Creating Webinar Presentations That Wow: Tips & Strategies for Holding Effective Webinars
Why Create a Webinar Presentation?
Webinar presentations have become quite popular in recent years. In addition to using webinars for work purposes, many people are using webinars to convey important information and for teaching opportunities. An effective webinar presentation will not only help your audience to retain the information you would like to communicate, but it will also leave your audience talking about the presentation later.
Putting together an effective webinar presentation can also help you to organize your presentation and keep it on track. If you take the time to carefully construct your presentation, you are sure to leave your audience with the impression that you are professional and you know what you are talking about. Follow the strategy below to create a presentation that will leave your audience stunned.
1. Deciding on a Theme & Narrowing it Down
The first step to creating an effective webinar is to decide on a theme and narrowing that theme down into at topic you can reasonably cover in about forty-five minutes for an hour-long timeslot and an hour for an hour and a half timeslot. Why stop early? Chances are, even if you narrow your topic down, you will run over. If you plan for less time than you have, an you run over a little bit, you will still have time to answer questions. If you plan for the full time, you will have no time to answer your audience-members’ questions.
To narrow down your topic, you can use a variety of methods. You can brainstorm, you can send out a feeler email to find out what people have questions about, or you can see what the company needs are. For example, if you’re implementing a new system, it might behoove you to focus on one or two aspects of that system. On the other hand, if you are creating a webinar as a product or service, find out what your potential audience wants to know, and cater your presentation accordingly.
2. Use Classic Speech Strategies to Structure Your Presentation
By using classic strategies for writing speeches to create webinar presentations, you can be sure that your audience will retain what you said. The outline for writing a good speech involves:
- Tell them what you’re going to tell them
- Tell them
- Tell them what you told them
You want to make sure that your speech has a clear introduction, body, and conclusion. For example, if you’re webinar presentation is on using a content system, you will give your audience a brief overview of what you will be explaining to them. Use key words to flag to audience members, when you come to a new point (first, second, third). When you’re telling them, use the same structure, and make sure to transition from one point to the next (now that we have talked about x it’s time to talk about y). Finally, you will make sure your audience retains your information - especially after a 45 minute our hour-long speech, by recapping for them the most important points.

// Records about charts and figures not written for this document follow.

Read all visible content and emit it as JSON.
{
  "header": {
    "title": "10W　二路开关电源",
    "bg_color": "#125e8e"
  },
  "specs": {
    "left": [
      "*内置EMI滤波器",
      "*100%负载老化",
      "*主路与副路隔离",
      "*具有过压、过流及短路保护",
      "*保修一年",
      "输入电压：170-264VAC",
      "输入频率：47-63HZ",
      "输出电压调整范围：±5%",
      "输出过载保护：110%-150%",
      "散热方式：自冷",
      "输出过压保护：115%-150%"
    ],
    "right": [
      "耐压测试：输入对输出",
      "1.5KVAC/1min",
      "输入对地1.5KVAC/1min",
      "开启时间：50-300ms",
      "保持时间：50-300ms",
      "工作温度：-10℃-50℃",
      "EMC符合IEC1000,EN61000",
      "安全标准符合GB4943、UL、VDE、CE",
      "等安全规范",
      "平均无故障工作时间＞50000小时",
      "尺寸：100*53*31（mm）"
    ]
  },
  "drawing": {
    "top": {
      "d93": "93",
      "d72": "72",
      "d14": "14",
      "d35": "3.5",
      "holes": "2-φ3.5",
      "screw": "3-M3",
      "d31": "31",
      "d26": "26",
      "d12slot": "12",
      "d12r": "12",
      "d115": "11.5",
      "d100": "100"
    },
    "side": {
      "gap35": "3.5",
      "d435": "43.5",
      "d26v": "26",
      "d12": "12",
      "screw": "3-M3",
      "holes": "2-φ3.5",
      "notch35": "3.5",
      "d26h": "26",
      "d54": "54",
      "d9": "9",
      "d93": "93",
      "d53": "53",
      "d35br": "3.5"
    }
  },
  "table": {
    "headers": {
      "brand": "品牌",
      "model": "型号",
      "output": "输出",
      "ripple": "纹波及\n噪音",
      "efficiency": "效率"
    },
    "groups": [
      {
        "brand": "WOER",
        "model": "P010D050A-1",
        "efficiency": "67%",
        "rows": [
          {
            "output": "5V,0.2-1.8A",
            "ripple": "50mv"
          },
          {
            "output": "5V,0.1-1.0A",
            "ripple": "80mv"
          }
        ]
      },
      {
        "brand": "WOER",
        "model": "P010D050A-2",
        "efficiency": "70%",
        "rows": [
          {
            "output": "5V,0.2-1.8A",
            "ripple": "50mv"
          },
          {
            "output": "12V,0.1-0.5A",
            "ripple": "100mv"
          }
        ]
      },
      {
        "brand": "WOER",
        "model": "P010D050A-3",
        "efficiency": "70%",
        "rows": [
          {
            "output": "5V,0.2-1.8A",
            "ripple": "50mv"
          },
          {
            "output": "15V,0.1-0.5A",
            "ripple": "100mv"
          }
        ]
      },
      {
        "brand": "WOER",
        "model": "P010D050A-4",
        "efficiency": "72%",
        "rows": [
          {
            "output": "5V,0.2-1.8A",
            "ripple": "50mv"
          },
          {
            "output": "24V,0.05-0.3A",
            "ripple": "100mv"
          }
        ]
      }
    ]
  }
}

3. Put the Presentation Together
Finally, once you’ve written your speech (or at least outlined it in detail) you are ready to put the presentation together. While in face-to-face seminars, you might present a PowerPoint show, when putting together and fine-tuning your webinar, you will want to have a visual component as well. Make sure that you carefully consider how the particular webinar software you are using works and constructs presentations. Be sure to make a visually appealing webinar. If your speech is great, but your visuals do not look good, especially if you are doing the webinar as a service to customers, you will not look professional. Take time to find the right clip-art, fonts, and backgrounds for the topic you are covering. An effective webinar presentation is not something you can throw together at the last minute.
As a bonus tip, at the end of your question and answer session, make sure that you take time to get the contact information from participants for follow-up. A day or two after your presentation, email them thanking them for showing up, and ask if they have any concerns or questions arising from the presentation. By following-up, you can also catch those who might have had questions, but who were otherwise too shy to ask them.